Publicado 12/01/2026 15:33

Após dez anos de investigação, começa o julgamento pelo caso de suborno da Odebrecht no Panamá

Archivo - Arquivo - O ex-presidente do Panamá, Ricardo Martinelli
PARTIDO REALIZANDO METAS - Arquivo

MADRID 12 jan. (EUROPA PRESS) - Nesta segunda-feira, teve início formalmente o julgamento por corrupção mais importante da história do Panamá, relativo aos subornos em licitações da construtora brasileira Odebrecht, no qual está envolvido o ex-presidente Ricardo Martinelli, que comparece por via telemática a partir do seu exílio na Colômbia.

“Sou inocente e não sou responsável”, afirmou Martinelli via Zoom. “Não me considero responsável”, afirmou também o ex-ministro da Presidência, Jimmy Papadimitriu. A ex-companheira de Martinelli, Aurora Muradas Fraiz; o ex-ministro da Economia, Frank De Lima; o banqueiro Juan Antonio Niño; o ex-deputado Jorge Alberto Rosas e o ex-ministro e ex-candidato presidencial José Domingo Arias também se declararam inocentes das acusações, segundo a imprensa panamenha.

Para se ter uma ideia da magnitude do caso, o Ministério Público preparou 2.973 volumes com provas que apontam para cerca de vinte ex-altos funcionários dos períodos presidenciais de Martinelli (2009-2014) e Juan Carlos Varela (2014-2019).

Desde 2007, a empresa brasileira pagou mais de 80 milhões de dólares a funcionários e particulares para garantir contratos milionários de obras públicas em projetos de grande alcance, como a Cinta Costera trecho II, o Saneamento da Baía, a rodovia Madden-Colón, a renovação urbana de Curundú, a renovação de Colón e as linhas 1 e 2 do Metrô do Panamá, de acordo com a acusação.

O processo tem sido marcado por atrasos contínuos, atestados médicos, recursos legais e falta de documentação internacional, especialmente do Brasil. E logo no início do julgamento, a juíza Baloísa Marquínez decretou um recesso na audiência por incidentes processuais relacionados aos acordos de pena.

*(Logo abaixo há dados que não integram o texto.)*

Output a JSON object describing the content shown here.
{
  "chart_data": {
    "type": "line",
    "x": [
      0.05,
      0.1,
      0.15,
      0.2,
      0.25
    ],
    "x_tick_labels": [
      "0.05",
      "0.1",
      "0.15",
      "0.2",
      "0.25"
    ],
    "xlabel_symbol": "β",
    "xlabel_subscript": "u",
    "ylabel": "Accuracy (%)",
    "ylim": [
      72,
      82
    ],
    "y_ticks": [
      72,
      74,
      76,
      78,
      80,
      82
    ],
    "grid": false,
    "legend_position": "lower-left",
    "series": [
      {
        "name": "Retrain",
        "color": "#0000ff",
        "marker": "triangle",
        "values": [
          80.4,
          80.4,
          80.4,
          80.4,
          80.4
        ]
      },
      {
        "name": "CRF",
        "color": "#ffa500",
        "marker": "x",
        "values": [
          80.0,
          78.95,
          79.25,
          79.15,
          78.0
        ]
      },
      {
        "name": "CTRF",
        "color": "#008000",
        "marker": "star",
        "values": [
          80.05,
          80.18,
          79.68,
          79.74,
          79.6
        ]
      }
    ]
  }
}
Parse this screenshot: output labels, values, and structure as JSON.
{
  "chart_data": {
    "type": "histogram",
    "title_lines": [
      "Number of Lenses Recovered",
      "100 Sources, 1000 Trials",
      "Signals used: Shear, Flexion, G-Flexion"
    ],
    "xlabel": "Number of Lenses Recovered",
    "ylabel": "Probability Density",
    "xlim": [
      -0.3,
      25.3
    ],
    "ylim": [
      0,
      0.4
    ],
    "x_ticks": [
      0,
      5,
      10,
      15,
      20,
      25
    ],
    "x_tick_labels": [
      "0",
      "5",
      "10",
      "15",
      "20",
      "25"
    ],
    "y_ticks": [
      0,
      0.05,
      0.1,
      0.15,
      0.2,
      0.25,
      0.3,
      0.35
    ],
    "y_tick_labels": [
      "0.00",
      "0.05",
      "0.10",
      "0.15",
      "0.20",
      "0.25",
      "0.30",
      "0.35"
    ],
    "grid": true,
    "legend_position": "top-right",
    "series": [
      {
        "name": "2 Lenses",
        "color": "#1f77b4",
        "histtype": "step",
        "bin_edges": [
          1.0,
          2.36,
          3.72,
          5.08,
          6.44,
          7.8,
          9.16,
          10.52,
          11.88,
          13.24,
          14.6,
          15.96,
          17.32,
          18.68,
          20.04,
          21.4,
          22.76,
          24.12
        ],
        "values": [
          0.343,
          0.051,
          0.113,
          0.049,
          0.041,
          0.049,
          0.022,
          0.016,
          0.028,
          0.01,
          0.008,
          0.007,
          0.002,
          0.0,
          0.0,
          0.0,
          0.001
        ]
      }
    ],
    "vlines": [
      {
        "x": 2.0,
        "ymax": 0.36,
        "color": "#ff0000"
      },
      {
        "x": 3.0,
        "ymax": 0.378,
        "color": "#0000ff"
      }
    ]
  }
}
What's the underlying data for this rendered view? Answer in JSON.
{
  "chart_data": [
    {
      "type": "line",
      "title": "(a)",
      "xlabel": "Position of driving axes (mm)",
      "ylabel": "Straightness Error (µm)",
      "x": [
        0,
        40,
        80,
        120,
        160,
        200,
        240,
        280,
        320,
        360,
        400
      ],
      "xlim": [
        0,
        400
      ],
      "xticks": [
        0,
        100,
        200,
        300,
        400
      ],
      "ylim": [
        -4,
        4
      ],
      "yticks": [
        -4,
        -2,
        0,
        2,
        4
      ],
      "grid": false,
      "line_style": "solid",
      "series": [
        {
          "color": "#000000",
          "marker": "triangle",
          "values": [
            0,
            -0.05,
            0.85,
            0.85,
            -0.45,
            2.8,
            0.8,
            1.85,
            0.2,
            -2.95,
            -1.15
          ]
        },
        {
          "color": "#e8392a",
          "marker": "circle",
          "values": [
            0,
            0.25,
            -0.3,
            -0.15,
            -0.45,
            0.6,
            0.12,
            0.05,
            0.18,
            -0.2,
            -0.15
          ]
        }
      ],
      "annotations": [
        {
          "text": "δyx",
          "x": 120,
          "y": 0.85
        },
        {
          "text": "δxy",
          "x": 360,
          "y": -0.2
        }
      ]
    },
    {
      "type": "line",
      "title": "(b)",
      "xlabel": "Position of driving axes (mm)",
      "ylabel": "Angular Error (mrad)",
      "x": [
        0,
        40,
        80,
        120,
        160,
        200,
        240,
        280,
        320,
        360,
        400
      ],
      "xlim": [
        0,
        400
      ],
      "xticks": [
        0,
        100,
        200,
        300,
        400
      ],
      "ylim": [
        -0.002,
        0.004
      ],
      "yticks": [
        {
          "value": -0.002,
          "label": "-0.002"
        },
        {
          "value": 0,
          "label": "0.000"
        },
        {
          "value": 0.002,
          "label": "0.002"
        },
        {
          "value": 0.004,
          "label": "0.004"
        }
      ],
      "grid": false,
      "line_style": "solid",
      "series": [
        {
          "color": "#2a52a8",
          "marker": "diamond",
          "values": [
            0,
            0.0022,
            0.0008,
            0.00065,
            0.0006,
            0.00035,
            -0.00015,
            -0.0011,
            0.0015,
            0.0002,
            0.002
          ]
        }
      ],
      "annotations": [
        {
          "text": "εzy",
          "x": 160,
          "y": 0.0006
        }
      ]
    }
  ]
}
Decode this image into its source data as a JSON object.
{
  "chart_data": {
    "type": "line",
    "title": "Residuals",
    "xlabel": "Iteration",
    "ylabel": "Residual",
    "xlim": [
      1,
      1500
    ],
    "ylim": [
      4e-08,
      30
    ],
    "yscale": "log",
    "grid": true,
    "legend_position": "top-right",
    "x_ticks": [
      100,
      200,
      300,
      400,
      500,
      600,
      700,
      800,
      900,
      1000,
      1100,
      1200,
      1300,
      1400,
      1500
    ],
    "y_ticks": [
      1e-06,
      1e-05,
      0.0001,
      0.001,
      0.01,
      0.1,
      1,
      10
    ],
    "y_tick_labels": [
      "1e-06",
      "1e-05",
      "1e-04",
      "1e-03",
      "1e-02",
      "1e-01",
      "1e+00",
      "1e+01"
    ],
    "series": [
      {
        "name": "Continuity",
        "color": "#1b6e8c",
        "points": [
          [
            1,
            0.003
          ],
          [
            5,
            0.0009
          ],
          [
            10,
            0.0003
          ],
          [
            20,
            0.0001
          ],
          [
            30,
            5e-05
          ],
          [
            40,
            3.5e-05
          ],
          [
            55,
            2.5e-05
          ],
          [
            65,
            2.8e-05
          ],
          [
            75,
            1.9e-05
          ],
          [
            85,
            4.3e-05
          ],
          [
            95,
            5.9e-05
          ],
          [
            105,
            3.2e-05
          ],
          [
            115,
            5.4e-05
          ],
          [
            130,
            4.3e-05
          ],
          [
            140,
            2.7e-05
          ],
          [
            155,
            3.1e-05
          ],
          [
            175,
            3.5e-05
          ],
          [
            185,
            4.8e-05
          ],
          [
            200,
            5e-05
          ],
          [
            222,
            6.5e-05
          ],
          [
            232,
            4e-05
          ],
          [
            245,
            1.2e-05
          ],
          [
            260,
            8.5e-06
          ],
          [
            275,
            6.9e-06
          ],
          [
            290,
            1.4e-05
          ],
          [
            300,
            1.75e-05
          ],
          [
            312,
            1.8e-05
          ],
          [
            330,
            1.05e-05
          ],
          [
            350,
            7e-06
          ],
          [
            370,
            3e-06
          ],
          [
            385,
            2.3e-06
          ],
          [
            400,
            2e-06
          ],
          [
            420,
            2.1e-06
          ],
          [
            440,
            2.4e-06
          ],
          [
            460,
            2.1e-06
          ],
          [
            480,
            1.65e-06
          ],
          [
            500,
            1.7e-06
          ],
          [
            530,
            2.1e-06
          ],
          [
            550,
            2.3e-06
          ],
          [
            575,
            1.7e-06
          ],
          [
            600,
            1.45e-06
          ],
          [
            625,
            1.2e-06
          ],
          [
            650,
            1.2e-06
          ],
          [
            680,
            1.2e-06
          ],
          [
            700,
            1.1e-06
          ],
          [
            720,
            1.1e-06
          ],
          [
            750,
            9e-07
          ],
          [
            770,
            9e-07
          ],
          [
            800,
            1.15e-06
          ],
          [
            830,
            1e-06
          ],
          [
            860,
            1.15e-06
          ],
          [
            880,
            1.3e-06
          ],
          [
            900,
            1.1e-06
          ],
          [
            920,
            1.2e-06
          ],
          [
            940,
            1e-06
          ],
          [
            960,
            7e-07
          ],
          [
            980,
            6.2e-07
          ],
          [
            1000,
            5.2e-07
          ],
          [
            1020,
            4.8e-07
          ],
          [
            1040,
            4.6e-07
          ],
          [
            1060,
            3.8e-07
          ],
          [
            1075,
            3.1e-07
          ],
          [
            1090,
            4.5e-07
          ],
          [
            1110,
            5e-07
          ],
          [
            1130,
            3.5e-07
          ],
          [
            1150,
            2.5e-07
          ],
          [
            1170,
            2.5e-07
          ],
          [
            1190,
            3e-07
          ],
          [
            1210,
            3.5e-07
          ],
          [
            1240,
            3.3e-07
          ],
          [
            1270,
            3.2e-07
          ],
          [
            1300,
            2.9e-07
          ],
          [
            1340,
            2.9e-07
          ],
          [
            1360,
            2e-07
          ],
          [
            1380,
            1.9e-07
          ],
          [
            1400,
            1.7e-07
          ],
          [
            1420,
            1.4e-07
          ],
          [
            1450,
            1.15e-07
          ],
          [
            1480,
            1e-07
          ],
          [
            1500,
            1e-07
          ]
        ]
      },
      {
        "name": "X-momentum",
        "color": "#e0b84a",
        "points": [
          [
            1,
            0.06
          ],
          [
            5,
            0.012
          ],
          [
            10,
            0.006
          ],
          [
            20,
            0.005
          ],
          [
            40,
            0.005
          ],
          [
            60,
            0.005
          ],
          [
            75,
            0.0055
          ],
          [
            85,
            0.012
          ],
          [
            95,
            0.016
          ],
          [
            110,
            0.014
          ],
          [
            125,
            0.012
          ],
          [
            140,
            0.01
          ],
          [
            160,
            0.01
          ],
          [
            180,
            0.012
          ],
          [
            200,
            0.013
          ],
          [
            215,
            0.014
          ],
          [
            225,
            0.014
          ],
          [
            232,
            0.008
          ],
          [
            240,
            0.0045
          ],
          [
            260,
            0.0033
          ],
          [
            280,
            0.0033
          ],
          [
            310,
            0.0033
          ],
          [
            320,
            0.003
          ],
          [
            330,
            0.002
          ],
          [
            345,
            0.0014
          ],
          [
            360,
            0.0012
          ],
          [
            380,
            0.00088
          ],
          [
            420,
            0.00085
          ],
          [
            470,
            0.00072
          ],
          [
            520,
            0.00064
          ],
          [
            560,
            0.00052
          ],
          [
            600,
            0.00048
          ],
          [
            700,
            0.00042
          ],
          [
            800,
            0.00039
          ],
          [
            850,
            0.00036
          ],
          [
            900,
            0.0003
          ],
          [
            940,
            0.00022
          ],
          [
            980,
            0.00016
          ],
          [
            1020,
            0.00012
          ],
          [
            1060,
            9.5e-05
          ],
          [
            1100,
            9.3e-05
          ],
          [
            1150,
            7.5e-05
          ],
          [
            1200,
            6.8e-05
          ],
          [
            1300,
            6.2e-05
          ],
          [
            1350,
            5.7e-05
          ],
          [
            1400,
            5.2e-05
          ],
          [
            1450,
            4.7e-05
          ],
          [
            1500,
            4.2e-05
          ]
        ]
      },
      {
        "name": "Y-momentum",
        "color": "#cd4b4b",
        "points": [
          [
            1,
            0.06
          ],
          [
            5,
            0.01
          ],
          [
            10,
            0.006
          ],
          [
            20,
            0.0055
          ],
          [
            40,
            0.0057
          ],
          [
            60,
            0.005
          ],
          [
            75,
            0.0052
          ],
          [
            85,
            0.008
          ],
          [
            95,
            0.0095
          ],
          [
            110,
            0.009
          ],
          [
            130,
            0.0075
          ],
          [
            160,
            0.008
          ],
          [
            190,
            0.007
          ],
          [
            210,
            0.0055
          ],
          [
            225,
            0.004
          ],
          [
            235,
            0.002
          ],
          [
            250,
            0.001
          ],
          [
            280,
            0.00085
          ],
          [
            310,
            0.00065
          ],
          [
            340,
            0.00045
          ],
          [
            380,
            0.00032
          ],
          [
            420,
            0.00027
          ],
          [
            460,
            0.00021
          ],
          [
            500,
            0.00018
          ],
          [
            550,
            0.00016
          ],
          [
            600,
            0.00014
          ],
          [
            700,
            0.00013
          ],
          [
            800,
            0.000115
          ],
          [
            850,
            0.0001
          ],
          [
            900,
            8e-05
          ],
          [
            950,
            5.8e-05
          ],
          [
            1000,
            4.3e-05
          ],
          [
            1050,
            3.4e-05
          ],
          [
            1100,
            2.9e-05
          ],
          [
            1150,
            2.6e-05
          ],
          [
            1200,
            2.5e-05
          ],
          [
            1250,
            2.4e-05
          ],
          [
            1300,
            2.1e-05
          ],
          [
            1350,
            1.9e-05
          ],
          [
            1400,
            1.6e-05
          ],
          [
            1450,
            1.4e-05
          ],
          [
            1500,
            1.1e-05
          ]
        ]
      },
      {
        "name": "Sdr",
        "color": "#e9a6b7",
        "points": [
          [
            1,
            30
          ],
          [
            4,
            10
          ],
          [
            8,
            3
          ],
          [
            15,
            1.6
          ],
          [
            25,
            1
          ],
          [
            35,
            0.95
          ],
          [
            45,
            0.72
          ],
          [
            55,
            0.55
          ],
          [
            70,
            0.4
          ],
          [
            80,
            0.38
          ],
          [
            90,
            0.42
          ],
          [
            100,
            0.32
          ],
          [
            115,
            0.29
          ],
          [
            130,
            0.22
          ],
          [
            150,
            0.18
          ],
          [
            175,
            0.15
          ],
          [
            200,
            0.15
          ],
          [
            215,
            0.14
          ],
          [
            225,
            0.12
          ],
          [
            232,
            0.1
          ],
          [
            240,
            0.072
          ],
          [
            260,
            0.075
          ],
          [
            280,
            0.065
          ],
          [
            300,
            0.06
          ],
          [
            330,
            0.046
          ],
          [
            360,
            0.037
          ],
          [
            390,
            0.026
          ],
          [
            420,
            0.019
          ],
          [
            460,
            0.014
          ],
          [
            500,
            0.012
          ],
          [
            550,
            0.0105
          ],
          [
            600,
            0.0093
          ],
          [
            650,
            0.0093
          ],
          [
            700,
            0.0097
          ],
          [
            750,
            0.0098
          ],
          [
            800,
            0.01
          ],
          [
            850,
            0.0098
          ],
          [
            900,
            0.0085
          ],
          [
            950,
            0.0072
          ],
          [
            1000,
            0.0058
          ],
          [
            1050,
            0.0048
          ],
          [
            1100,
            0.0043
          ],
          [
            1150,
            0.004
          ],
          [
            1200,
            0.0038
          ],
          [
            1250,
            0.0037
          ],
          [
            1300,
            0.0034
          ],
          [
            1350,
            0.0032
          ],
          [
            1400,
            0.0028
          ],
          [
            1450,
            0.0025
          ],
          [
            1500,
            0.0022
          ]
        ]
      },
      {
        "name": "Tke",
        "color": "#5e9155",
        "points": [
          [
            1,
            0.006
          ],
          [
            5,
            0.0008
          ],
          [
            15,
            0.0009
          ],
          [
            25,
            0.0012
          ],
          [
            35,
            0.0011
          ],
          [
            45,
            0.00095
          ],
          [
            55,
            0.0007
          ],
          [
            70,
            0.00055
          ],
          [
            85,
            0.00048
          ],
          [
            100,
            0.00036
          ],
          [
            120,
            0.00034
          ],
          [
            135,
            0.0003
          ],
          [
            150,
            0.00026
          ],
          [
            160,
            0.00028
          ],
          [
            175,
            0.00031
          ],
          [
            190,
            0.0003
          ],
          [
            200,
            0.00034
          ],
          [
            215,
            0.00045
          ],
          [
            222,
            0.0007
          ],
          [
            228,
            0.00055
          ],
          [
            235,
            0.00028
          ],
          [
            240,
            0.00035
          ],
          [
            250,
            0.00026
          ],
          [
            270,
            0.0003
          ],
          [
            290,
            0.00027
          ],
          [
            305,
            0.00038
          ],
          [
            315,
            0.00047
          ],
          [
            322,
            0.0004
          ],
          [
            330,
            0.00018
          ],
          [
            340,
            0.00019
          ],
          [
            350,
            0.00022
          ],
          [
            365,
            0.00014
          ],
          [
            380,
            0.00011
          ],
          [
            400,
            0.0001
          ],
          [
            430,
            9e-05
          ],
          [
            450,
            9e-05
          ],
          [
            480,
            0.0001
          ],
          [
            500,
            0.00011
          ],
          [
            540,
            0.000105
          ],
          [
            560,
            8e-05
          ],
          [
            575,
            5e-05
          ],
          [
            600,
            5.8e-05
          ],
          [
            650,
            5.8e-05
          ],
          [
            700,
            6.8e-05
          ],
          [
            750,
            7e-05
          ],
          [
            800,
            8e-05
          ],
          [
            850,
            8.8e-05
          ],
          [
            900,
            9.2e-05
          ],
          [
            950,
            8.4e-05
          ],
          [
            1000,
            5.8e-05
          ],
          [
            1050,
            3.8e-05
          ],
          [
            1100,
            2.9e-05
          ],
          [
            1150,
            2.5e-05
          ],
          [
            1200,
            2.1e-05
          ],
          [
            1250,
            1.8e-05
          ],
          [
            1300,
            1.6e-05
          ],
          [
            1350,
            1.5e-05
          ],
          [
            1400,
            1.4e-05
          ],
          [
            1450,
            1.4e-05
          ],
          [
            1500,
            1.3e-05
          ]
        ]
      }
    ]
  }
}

Antes mesmo do início da audiência, o advogado de Martinelli, Alfredo Vallarino, acusou o Ministério Público de promover um julgamento “sem fundamento real” devido à ausência de provas e testemunhas provenientes do Brasil. “O que estão fazendo é um show para dizer que estão trabalhando e que todos fiquem notificados para uma nova audiência”, argumentou.

Martinelli recebeu asilo político na Colômbia em 2025, após ser condenado a dez anos de prisão, ao pagamento de uma multa de 19,2 milhões de dólares (17 milhões de euros) e à inabilitação por lavagem de dinheiro.